Hacker News new | ask | show | jobs
by chocolatera1n 1227 days ago
At some smaller companies I have worked at we used Terraform and Helm for everything. We had a strict policy that anything beyond dev had to be deployed by a robot owned by our security operations team. We already had multiple test and staging environments so that developers can remain unblocked. When an enterprise customer required a dedicated instance we created an additional set of environments from our existing templates.

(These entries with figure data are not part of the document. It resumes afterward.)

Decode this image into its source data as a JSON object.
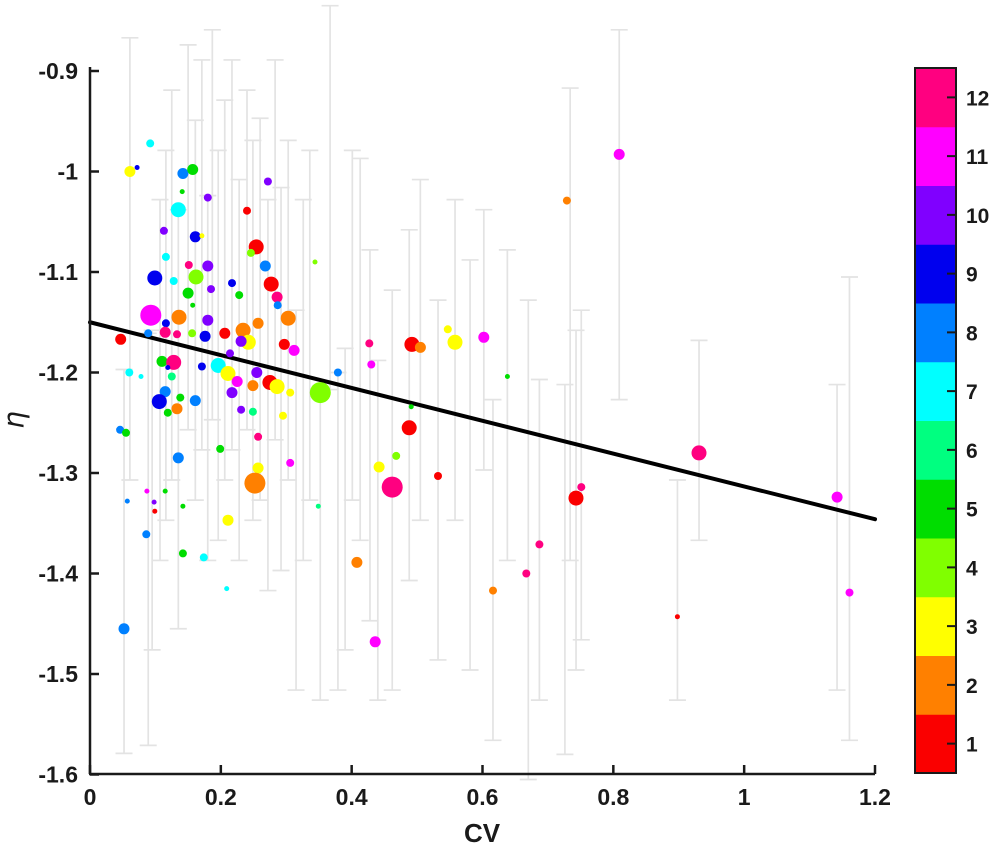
{
  "chart_data": {
    "type": "scatter",
    "title": "",
    "xlabel": "CV",
    "ylabel": "η",
    "xlim": [
      0,
      1.2
    ],
    "ylim": [
      -1.6,
      -0.9
    ],
    "x_ticks": [
      0,
      0.2,
      0.4,
      0.6,
      0.8,
      1,
      1.2
    ],
    "x_tick_labels": [
      "0",
      "0.2",
      "0.4",
      "0.6",
      "0.8",
      "1",
      "1.2"
    ],
    "y_ticks": [
      -0.9,
      -1,
      -1.1,
      -1.2,
      -1.3,
      -1.4,
      -1.5,
      -1.6
    ],
    "y_tick_labels": [
      "-0.9",
      "-1",
      "-1.1",
      "-1.2",
      "-1.3",
      "-1.4",
      "-1.5",
      "-1.6"
    ],
    "grid": false,
    "legend": null,
    "fit_line": {
      "x": [
        0,
        1.2
      ],
      "y": [
        -1.15,
        -1.346
      ],
      "color": "#000000",
      "width": 4
    },
    "colorbar": {
      "position": "right",
      "ticks": [
        1,
        2,
        3,
        4,
        5,
        6,
        7,
        8,
        9,
        10,
        11,
        12
      ],
      "colors": [
        "#FA0000",
        "#FF8000",
        "#FFFF00",
        "#80FF00",
        "#00DD00",
        "#00FF80",
        "#00FFFF",
        "#0080FF",
        "#0000EE",
        "#8000FF",
        "#FF00FF",
        "#FF0080"
      ]
    },
    "error_bar_color": "#E3E3E3",
    "points_format": "[cv, eta, color_index_1to12, radius_px]",
    "points": [
      [
        0.092,
        -0.972,
        7,
        4
      ],
      [
        0.061,
        -1.0,
        3,
        5.5
      ],
      [
        0.072,
        -0.996,
        9,
        2.5
      ],
      [
        0.142,
        -1.002,
        8,
        5.5
      ],
      [
        0.157,
        -0.998,
        5,
        5.5
      ],
      [
        0.272,
        -1.01,
        10,
        4
      ],
      [
        0.141,
        -1.02,
        5,
        2.5
      ],
      [
        0.18,
        -1.026,
        10,
        4
      ],
      [
        0.135,
        -1.038,
        7,
        7.5
      ],
      [
        0.24,
        -1.039,
        1,
        4
      ],
      [
        0.113,
        -1.059,
        10,
        4
      ],
      [
        0.161,
        -1.065,
        9,
        5.5
      ],
      [
        0.171,
        -1.064,
        3,
        2.5
      ],
      [
        0.254,
        -1.075,
        1,
        7.5
      ],
      [
        0.246,
        -1.081,
        4,
        4
      ],
      [
        0.116,
        -1.085,
        7,
        4
      ],
      [
        0.151,
        -1.093,
        12,
        4
      ],
      [
        0.18,
        -1.094,
        10,
        5.5
      ],
      [
        0.268,
        -1.094,
        8,
        5.5
      ],
      [
        0.099,
        -1.106,
        9,
        7.5
      ],
      [
        0.162,
        -1.105,
        4,
        7.5
      ],
      [
        0.217,
        -1.111,
        9,
        4
      ],
      [
        0.277,
        -1.112,
        1,
        7.5
      ],
      [
        0.185,
        -1.117,
        10,
        4
      ],
      [
        0.15,
        -1.121,
        5,
        5.5
      ],
      [
        0.228,
        -1.123,
        5,
        4
      ],
      [
        0.286,
        -1.125,
        12,
        5.5
      ],
      [
        0.344,
        -1.09,
        4,
        2.5
      ],
      [
        0.729,
        -1.029,
        2,
        4
      ],
      [
        0.809,
        -0.983,
        11,
        5.5
      ],
      [
        0.093,
        -1.143,
        11,
        10.5
      ],
      [
        0.136,
        -1.145,
        2,
        7.5
      ],
      [
        0.116,
        -1.151,
        9,
        4
      ],
      [
        0.089,
        -1.161,
        8,
        4
      ],
      [
        0.047,
        -1.167,
        1,
        5.5
      ],
      [
        0.115,
        -1.16,
        12,
        5.5
      ],
      [
        0.133,
        -1.162,
        12,
        4
      ],
      [
        0.156,
        -1.161,
        4,
        4
      ],
      [
        0.176,
        -1.164,
        9,
        5.5
      ],
      [
        0.206,
        -1.161,
        1,
        5.5
      ],
      [
        0.234,
        -1.158,
        2,
        7.5
      ],
      [
        0.242,
        -1.17,
        3,
        7.5
      ],
      [
        0.231,
        -1.169,
        10,
        5.5
      ],
      [
        0.257,
        -1.151,
        2,
        5.5
      ],
      [
        0.297,
        -1.172,
        1,
        5.5
      ],
      [
        0.312,
        -1.178,
        11,
        5.5
      ],
      [
        0.11,
        -1.189,
        5,
        5.5
      ],
      [
        0.128,
        -1.19,
        12,
        7.5
      ],
      [
        0.119,
        -1.195,
        9,
        2.5
      ],
      [
        0.125,
        -1.204,
        6,
        4
      ],
      [
        0.06,
        -1.2,
        7,
        4
      ],
      [
        0.078,
        -1.204,
        7,
        2.5
      ],
      [
        0.171,
        -1.194,
        9,
        4
      ],
      [
        0.196,
        -1.193,
        7,
        7.5
      ],
      [
        0.211,
        -1.201,
        3,
        7.5
      ],
      [
        0.255,
        -1.2,
        10,
        5.5
      ],
      [
        0.225,
        -1.209,
        11,
        5.5
      ],
      [
        0.275,
        -1.21,
        1,
        7.5
      ],
      [
        0.286,
        -1.214,
        3,
        7.5
      ],
      [
        0.249,
        -1.213,
        2,
        5.5
      ],
      [
        0.306,
        -1.22,
        3,
        4
      ],
      [
        0.115,
        -1.219,
        8,
        5.5
      ],
      [
        0.217,
        -1.22,
        10,
        5.5
      ],
      [
        0.138,
        -1.225,
        5,
        4
      ],
      [
        0.106,
        -1.229,
        9,
        7.5
      ],
      [
        0.161,
        -1.228,
        8,
        5.5
      ],
      [
        0.231,
        -1.237,
        10,
        4
      ],
      [
        0.249,
        -1.239,
        6,
        4
      ],
      [
        0.133,
        -1.236,
        2,
        5.5
      ],
      [
        0.119,
        -1.24,
        5,
        4
      ],
      [
        0.295,
        -1.243,
        3,
        4
      ],
      [
        0.352,
        -1.22,
        4,
        10.5
      ],
      [
        0.491,
        -1.234,
        5,
        2.5
      ],
      [
        0.488,
        -1.255,
        1,
        7.5
      ],
      [
        0.468,
        -1.283,
        4,
        4
      ],
      [
        0.442,
        -1.294,
        3,
        5.5
      ],
      [
        0.462,
        -1.314,
        12,
        10.5
      ],
      [
        0.532,
        -1.303,
        1,
        4
      ],
      [
        0.349,
        -1.333,
        6,
        2.5
      ],
      [
        0.046,
        -1.257,
        8,
        4
      ],
      [
        0.055,
        -1.26,
        5,
        4
      ],
      [
        0.257,
        -1.264,
        12,
        4
      ],
      [
        0.199,
        -1.276,
        5,
        4
      ],
      [
        0.135,
        -1.285,
        8,
        5.5
      ],
      [
        0.306,
        -1.29,
        11,
        4
      ],
      [
        0.257,
        -1.295,
        3,
        5.5
      ],
      [
        0.252,
        -1.31,
        2,
        10.5
      ],
      [
        0.087,
        -1.318,
        11,
        2.5
      ],
      [
        0.115,
        -1.318,
        5,
        2.5
      ],
      [
        0.057,
        -1.328,
        8,
        2.5
      ],
      [
        0.098,
        -1.329,
        10,
        2.5
      ],
      [
        0.099,
        -1.338,
        1,
        2.5
      ],
      [
        0.142,
        -1.333,
        5,
        2.5
      ],
      [
        0.211,
        -1.347,
        3,
        5.5
      ],
      [
        0.086,
        -1.361,
        8,
        4
      ],
      [
        0.142,
        -1.38,
        5,
        4
      ],
      [
        0.174,
        -1.384,
        7,
        4
      ],
      [
        0.209,
        -1.415,
        7,
        2.5
      ],
      [
        0.408,
        -1.389,
        2,
        5.5
      ],
      [
        0.436,
        -1.468,
        11,
        5.5
      ],
      [
        0.687,
        -1.371,
        12,
        4
      ],
      [
        0.667,
        -1.4,
        12,
        4
      ],
      [
        0.616,
        -1.417,
        2,
        4
      ],
      [
        0.743,
        -1.325,
        1,
        7.5
      ],
      [
        0.751,
        -1.314,
        12,
        4
      ],
      [
        0.931,
        -1.28,
        12,
        7.5
      ],
      [
        1.142,
        -1.324,
        11,
        5.5
      ],
      [
        1.161,
        -1.419,
        11,
        4
      ],
      [
        0.898,
        -1.443,
        1,
        2.5
      ],
      [
        0.052,
        -1.455,
        8,
        5.5
      ],
      [
        0.427,
        -1.171,
        12,
        4
      ],
      [
        0.492,
        -1.172,
        1,
        7.5
      ],
      [
        0.505,
        -1.175,
        2,
        5.5
      ],
      [
        0.547,
        -1.157,
        3,
        4
      ],
      [
        0.558,
        -1.17,
        3,
        7.5
      ],
      [
        0.602,
        -1.165,
        11,
        5.5
      ],
      [
        0.43,
        -1.192,
        11,
        4
      ],
      [
        0.379,
        -1.2,
        8,
        4
      ],
      [
        0.638,
        -1.204,
        5,
        2.5
      ],
      [
        0.128,
        -1.109,
        7,
        4
      ],
      [
        0.303,
        -1.146,
        2,
        7.5
      ],
      [
        0.287,
        -1.133,
        8,
        4
      ],
      [
        0.18,
        -1.148,
        10,
        5.5
      ],
      [
        0.15,
        -1.124,
        5,
        2.5
      ],
      [
        0.157,
        -1.133,
        5,
        2.5
      ],
      [
        0.214,
        -1.181,
        10,
        4
      ]
    ],
    "error_bars_format": "[cv, eta_low, eta_high]",
    "error_bars": [
      [
        0.052,
        -1.579,
        -1.197
      ],
      [
        0.061,
        -1.307,
        -0.867
      ],
      [
        0.089,
        -1.571,
        -1.161
      ],
      [
        0.095,
        -1.476,
        -1.158
      ],
      [
        0.107,
        -1.387,
        -1.028
      ],
      [
        0.116,
        -1.347,
        -0.979
      ],
      [
        0.125,
        -1.307,
        -0.919
      ],
      [
        0.135,
        -1.455,
        -1.038
      ],
      [
        0.15,
        -1.257,
        -0.874
      ],
      [
        0.161,
        -1.327,
        -0.949
      ],
      [
        0.171,
        -1.277,
        -0.889
      ],
      [
        0.18,
        -1.387,
        -1.024
      ],
      [
        0.187,
        -1.247,
        -0.859
      ],
      [
        0.196,
        -1.367,
        -0.979
      ],
      [
        0.206,
        -1.307,
        -0.929
      ],
      [
        0.217,
        -1.277,
        -0.889
      ],
      [
        0.228,
        -1.387,
        -1.008
      ],
      [
        0.24,
        -1.257,
        -0.919
      ],
      [
        0.249,
        -1.347,
        -0.969
      ],
      [
        0.26,
        -1.327,
        -0.947
      ],
      [
        0.272,
        -1.417,
        -1.028
      ],
      [
        0.283,
        -1.267,
        -0.889
      ],
      [
        0.292,
        -1.397,
        -1.016
      ],
      [
        0.303,
        -1.307,
        -0.969
      ],
      [
        0.315,
        -1.516,
        -1.138
      ],
      [
        0.326,
        -1.387,
        -1.028
      ],
      [
        0.336,
        -1.327,
        -0.979
      ],
      [
        0.352,
        -1.526,
        -1.22
      ],
      [
        0.367,
        -1.217,
        -0.835
      ],
      [
        0.379,
        -1.516,
        -1.2
      ],
      [
        0.39,
        -1.476,
        -1.176
      ],
      [
        0.401,
        -1.327,
        -0.979
      ],
      [
        0.413,
        -1.367,
        -0.987
      ],
      [
        0.428,
        -1.447,
        -1.078
      ],
      [
        0.44,
        -1.526,
        -1.188
      ],
      [
        0.462,
        -1.516,
        -1.118
      ],
      [
        0.488,
        -1.407,
        -1.058
      ],
      [
        0.505,
        -1.347,
        -1.008
      ],
      [
        0.532,
        -1.486,
        -1.128
      ],
      [
        0.558,
        -1.347,
        -1.028
      ],
      [
        0.581,
        -1.496,
        -1.088
      ],
      [
        0.602,
        -1.297,
        -1.038
      ],
      [
        0.616,
        -1.566,
        -1.227
      ],
      [
        0.638,
        -1.387,
        -1.078
      ],
      [
        0.67,
        -1.605,
        -1.128
      ],
      [
        0.687,
        -1.526,
        -1.207
      ],
      [
        0.726,
        -1.58,
        -1.212
      ],
      [
        0.734,
        -1.387,
        -0.917
      ],
      [
        0.743,
        -1.496,
        -1.158
      ],
      [
        0.751,
        -1.466,
        -1.138
      ],
      [
        0.809,
        -1.227,
        -0.859
      ],
      [
        0.898,
        -1.526,
        -1.307
      ],
      [
        0.931,
        -1.367,
        -1.168
      ],
      [
        1.142,
        -1.516,
        -1.212
      ],
      [
        1.161,
        -1.566,
        -1.105
      ]
    ]
  }
}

The environments looked like: - platformcodename-$customerid-test0 - platformcodename-$customerid-test1 - platformcodename-$customerid-stage0 - platformcodename-$customerid-prod

and so on. At one of these places we were doing multi-cloud so each of these environments were a GCP Project and AWS subaccount. At another where we were on bare-metal put single-tenant customers in their own Kubernetes namespace (we were strong on genuine multi-tenancy), then we had a very special customer that we put on a dedicated Kubernetes cluster accompanied by a dedicated storage cluster.

If you have robust DevOps this should be an easy problem to solve. I have to admit upfront I am probably biased to what "robust DevOps" means because of how many people I have recently encountered with "DevOps" in their title who shy away from stuff DevOps has been traditionally expected to do. Maybe I should think up a different role description for myself.